Bir yerde; Karmaşa, Kargaşa, Kavga, itişme, kakışma ve kalkışma varsa… Kaos yani; Bakın, araştırın, inceleyin göreceksiniz ki, öyle bir yerde… … adaletten, eşitlikten, insan haklarından eser yok! Ne var peki? İşsizlik, fakirlik, rezillik! Sonuç… Hırsızlık, şaklabanlık, üçkâğıtçılık, kolay köşe dönmecilik, uyuşturucu batağı ve daha bir sürü bu toplumun alışık olmadığı, görmediği, bilmediği Yeşil Çam sinemaları… İşte size çok kolay bir soru: “ -Ne zaman başladı bütün bu açık hava tiyatroları!!?” *** Bu toplum,1974’ten önce zulmü gördü, aşağılandı, dayak yedi, öldürüldü; toplu mezarlara gömüldü… Rumlarla birlikte yaşadığı köylerden sürüldü! Kendi yurdunda göçmen oldu! Bütün bunlara rağmen, hırsız olmadı, soysuz olmadı, namussuz olmadı! Konuştuğu Kıbrıs Türkçesinde taciz, tecavüz, üç kağıt, kırışma, kırıştırma, voli vurma, malı götürme ve buna benzer bir sürü sözcük yoktu… Ya o dilimize giren ve günlük konuşmalarımızda kullandığımız sövgü dolu küfürler! Her iki cümlesinden biri; Anamızın, bacımızın, avradımızın tüm deliklerine koyan, ondan çıkarıp ötekine sokan, nereden gelip nereye gittiği belli olmayan, terbiyeden nasibini almamışların bu toplumda yarattıkları ahlaki yıkım… *** Ve en acı, en dayanılmaz, en kahredici olan nedir, bilir misiniz? Kıbrıs Türklerini bu yıkımdan, bu kültür erozyonundan koruması gereken makamlar, bu gericiliğe çanak tutmakta… Ve üzülerek belirtmeliyim ki; “ – Beni sokmayan yılan, bir melektir!” anlayışı, tüm kurumlarımıza yerleşmiştir, ne yazık ki… *** Yaşamı boyu asalak olan, başkalarının kanını emerek geçinen… Yediği ekmeğin, içtiği suyun, yaktığı elektriğin parasını ödemeyen, sağda solda bedava otlanan, yaşadığı yerin esnaflarını dolandıran… Kısacası, bu ülkeye zararından başka hiçbir katma değeri olmayan bu tipler, eylemlerinden dolayı haklı görüldükleri sürece, bu erozyon katlanarak devam edecek!
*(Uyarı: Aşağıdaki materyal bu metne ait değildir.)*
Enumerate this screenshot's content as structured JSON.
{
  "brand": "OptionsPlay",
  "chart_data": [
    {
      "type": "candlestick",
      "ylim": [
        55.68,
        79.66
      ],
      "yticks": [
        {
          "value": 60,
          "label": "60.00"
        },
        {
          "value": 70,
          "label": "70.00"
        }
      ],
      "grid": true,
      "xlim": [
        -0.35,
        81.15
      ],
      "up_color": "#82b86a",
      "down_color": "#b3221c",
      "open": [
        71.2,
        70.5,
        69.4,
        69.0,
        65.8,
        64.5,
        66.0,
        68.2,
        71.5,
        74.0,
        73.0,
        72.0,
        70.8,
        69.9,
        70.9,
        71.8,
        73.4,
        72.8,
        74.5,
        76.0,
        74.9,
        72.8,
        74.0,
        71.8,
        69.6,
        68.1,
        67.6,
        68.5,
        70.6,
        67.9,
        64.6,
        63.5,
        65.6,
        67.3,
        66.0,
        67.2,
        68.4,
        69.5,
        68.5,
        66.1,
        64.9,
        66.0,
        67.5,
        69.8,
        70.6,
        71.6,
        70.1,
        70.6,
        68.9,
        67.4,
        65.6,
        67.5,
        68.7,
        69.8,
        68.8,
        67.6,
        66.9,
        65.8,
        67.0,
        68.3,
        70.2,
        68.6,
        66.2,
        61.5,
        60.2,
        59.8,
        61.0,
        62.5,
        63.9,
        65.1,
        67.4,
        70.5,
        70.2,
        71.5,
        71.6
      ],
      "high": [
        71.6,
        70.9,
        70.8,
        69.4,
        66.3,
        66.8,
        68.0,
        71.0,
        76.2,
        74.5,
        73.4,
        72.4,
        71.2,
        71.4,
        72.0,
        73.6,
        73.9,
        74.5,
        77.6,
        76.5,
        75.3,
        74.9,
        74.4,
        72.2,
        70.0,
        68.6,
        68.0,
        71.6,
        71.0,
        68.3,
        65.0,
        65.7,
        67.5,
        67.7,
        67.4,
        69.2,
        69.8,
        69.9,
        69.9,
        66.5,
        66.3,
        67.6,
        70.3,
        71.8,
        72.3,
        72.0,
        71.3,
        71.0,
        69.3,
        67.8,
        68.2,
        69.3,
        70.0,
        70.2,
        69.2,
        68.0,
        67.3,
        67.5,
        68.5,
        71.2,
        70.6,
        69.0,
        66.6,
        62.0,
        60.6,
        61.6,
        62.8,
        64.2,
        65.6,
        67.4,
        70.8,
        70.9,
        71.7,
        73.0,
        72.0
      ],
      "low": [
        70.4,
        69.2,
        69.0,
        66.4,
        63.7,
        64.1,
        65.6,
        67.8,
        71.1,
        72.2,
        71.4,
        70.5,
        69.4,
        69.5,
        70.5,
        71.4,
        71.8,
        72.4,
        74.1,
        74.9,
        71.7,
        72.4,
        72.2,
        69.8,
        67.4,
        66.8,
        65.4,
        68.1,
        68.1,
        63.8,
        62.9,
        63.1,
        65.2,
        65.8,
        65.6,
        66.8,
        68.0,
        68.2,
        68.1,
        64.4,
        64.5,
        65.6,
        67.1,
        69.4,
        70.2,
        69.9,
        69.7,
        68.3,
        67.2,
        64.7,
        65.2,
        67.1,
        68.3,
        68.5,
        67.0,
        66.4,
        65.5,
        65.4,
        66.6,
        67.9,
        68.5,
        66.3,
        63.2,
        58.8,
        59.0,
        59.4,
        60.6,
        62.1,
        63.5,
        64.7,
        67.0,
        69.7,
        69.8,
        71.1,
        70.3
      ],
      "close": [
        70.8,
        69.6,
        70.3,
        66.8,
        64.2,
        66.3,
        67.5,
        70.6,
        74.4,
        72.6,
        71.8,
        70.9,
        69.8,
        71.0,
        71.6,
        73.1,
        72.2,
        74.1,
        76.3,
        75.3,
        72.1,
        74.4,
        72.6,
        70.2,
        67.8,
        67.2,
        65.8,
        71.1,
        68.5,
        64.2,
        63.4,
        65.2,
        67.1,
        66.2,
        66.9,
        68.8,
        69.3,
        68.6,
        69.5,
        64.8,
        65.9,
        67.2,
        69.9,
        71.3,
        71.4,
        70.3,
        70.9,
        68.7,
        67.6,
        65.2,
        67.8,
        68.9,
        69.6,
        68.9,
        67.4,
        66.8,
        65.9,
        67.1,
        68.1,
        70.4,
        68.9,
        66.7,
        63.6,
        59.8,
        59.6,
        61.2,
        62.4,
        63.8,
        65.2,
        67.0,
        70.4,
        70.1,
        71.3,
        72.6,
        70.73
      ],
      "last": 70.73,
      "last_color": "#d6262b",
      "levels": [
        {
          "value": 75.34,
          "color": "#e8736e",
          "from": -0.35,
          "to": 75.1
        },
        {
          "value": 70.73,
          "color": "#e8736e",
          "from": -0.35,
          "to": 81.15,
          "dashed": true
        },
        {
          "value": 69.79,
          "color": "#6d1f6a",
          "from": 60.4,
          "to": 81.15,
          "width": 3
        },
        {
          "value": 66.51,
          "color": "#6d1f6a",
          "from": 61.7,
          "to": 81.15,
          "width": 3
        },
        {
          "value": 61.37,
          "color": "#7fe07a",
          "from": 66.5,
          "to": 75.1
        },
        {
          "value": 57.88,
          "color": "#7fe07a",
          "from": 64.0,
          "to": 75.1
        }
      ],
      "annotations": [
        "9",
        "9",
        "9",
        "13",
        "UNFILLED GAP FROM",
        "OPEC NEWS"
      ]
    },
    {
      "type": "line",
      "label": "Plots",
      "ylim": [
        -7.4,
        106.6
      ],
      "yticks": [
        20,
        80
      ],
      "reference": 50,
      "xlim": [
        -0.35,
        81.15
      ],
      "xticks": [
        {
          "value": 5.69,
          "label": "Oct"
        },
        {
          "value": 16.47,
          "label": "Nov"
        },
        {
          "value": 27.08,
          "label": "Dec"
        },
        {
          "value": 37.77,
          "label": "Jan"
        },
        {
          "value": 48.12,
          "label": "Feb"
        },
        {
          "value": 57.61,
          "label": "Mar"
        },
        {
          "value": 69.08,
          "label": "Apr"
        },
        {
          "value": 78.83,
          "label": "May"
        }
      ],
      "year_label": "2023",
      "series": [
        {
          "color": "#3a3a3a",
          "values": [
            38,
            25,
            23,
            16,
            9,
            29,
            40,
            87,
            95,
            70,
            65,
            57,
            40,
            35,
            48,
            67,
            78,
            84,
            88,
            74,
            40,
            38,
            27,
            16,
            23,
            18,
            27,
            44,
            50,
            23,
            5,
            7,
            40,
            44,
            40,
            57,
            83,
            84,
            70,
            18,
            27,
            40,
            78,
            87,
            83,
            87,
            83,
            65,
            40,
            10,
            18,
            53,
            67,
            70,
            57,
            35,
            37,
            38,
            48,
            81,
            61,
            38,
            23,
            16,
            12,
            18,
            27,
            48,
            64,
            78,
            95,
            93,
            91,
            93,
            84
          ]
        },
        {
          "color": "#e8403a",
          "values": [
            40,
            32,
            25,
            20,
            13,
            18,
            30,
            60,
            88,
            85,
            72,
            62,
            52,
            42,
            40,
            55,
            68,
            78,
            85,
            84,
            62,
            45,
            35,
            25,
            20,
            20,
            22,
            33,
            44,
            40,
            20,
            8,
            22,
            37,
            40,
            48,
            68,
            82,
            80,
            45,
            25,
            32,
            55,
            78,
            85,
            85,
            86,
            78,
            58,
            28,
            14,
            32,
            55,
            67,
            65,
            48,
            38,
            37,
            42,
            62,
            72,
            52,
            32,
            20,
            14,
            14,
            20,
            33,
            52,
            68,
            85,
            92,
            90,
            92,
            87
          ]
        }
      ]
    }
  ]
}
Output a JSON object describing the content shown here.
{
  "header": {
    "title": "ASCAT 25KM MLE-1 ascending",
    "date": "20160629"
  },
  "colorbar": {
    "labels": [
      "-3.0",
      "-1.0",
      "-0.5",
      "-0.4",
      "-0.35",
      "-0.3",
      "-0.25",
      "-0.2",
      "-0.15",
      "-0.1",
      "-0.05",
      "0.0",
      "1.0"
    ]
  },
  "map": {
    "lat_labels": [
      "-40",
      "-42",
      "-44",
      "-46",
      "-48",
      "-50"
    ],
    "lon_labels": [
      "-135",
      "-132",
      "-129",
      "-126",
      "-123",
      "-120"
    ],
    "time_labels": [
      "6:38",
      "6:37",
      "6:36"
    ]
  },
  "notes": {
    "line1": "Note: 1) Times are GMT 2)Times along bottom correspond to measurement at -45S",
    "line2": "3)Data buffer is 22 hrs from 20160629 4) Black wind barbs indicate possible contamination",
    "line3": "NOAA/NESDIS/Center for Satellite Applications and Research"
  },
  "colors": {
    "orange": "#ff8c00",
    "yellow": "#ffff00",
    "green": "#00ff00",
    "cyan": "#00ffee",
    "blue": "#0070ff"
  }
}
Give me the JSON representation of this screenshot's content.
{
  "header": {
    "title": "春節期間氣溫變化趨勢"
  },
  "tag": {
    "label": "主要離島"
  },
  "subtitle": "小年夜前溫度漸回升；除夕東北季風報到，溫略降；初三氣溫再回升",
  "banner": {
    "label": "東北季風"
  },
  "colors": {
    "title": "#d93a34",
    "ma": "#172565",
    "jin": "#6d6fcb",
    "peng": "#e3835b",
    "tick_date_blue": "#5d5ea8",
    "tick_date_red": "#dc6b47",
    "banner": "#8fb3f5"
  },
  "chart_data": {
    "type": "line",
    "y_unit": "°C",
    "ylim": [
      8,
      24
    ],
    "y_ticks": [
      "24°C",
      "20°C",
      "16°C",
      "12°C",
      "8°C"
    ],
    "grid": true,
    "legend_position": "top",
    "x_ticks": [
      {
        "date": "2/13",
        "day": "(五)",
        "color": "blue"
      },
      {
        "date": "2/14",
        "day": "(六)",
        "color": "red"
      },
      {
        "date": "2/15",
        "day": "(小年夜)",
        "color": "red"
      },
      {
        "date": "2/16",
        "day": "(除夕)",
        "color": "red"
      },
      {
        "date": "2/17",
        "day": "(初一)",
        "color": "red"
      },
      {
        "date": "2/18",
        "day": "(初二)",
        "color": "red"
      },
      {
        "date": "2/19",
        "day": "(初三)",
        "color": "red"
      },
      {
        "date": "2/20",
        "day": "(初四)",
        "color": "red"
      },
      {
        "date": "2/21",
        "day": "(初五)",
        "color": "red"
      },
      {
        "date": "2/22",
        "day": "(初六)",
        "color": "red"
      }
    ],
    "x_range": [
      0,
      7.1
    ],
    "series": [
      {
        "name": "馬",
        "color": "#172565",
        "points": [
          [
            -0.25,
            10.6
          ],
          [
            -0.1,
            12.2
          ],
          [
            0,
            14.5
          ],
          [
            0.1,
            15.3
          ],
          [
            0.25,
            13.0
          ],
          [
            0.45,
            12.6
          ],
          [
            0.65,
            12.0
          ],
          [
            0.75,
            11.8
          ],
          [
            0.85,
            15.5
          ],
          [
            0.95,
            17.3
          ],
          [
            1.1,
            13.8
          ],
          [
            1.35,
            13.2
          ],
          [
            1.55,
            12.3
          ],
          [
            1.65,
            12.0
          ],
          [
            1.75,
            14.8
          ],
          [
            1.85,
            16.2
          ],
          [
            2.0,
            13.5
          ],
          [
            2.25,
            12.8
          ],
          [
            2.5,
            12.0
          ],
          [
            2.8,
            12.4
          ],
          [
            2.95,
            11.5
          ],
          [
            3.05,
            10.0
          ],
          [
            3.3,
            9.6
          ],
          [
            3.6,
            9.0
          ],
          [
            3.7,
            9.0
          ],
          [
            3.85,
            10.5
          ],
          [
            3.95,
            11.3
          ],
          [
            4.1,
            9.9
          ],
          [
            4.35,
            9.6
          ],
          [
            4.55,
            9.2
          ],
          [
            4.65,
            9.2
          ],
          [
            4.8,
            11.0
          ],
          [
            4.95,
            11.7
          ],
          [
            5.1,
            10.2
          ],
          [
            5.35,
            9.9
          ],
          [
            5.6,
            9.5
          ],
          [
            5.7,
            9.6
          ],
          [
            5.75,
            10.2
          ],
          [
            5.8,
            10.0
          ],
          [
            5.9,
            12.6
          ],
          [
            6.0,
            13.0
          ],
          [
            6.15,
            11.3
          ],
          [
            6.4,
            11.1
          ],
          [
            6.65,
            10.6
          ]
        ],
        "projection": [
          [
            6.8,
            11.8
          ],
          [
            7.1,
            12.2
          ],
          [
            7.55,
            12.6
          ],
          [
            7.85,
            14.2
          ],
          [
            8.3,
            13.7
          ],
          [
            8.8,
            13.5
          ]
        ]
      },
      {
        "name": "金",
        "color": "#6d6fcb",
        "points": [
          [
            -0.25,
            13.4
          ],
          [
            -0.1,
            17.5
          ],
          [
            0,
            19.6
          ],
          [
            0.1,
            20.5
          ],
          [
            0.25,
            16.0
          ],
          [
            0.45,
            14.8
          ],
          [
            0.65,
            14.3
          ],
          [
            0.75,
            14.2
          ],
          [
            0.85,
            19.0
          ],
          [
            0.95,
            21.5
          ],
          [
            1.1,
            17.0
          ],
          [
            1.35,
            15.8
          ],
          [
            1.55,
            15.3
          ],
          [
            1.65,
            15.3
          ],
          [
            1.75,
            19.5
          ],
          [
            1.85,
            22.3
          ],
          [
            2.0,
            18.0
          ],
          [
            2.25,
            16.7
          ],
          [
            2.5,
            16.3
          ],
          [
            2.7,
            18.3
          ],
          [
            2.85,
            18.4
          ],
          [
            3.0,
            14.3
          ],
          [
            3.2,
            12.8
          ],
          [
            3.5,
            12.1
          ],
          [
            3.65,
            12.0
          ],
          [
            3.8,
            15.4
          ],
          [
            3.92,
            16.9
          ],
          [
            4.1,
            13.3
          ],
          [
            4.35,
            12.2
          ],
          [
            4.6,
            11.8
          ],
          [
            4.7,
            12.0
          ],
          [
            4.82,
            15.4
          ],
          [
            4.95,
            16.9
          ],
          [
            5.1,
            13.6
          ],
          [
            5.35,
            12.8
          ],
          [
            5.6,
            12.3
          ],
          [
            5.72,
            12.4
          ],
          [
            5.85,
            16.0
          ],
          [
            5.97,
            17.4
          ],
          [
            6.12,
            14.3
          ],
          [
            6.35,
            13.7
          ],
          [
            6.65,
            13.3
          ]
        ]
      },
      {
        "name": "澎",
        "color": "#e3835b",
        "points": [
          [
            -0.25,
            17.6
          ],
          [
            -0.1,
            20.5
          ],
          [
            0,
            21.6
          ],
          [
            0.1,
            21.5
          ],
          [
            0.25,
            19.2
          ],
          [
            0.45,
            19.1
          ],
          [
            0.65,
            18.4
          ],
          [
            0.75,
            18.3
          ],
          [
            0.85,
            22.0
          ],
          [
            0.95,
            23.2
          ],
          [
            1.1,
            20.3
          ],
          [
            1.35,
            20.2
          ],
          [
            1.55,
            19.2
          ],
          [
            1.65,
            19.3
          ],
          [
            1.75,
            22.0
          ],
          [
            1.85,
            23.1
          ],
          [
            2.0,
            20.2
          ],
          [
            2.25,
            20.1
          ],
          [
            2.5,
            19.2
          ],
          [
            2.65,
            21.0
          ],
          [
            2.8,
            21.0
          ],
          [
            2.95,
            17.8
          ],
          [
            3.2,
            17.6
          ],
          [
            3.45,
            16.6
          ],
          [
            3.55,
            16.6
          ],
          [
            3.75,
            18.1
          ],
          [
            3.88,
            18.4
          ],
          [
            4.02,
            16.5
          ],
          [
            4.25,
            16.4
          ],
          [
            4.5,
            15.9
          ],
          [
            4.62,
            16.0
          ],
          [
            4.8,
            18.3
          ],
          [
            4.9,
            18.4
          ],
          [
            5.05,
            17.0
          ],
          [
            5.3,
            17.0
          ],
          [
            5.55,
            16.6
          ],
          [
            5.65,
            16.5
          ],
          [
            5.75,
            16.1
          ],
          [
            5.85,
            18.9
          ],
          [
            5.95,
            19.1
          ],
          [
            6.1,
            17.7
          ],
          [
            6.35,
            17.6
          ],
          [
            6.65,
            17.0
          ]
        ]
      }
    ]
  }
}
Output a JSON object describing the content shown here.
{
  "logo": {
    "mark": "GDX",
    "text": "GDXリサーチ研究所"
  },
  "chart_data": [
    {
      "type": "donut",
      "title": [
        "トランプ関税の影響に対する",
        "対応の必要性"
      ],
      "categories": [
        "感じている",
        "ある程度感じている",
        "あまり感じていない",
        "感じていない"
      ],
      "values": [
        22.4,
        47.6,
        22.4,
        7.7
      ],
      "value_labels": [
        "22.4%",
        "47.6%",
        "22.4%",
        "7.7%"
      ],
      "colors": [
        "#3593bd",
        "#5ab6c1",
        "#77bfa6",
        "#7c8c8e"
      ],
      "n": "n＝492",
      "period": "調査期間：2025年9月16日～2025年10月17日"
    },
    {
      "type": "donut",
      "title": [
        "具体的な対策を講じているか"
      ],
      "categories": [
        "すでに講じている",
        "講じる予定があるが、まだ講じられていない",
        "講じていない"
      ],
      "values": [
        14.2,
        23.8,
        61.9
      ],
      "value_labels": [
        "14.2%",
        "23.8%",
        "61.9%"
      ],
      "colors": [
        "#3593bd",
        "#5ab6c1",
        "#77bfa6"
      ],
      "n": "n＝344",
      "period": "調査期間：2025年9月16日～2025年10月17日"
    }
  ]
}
Bu dönüşümün sonuçlarına itiraz etmez, katlanırsak eğer… Sonuçta, zaten giderek sayıları azalmakta olan Kıbrıslı Türklerin kökü kuruyacak, bir toplum tarihten silinip gidecek! İstenen bu mudur? 1974’ten sonra, Kıbrıs’ın kuzeyinde planlanan bu mu? Toplu olarak, Suriyeli göçmenler gibi, AB’nin kapılarına dayanacağımız günler yakındır… AB, Kıbrıs Rum tarafını ayrı olarak üyeliğe kabul etmesinin ceremesini çekecektir elbet!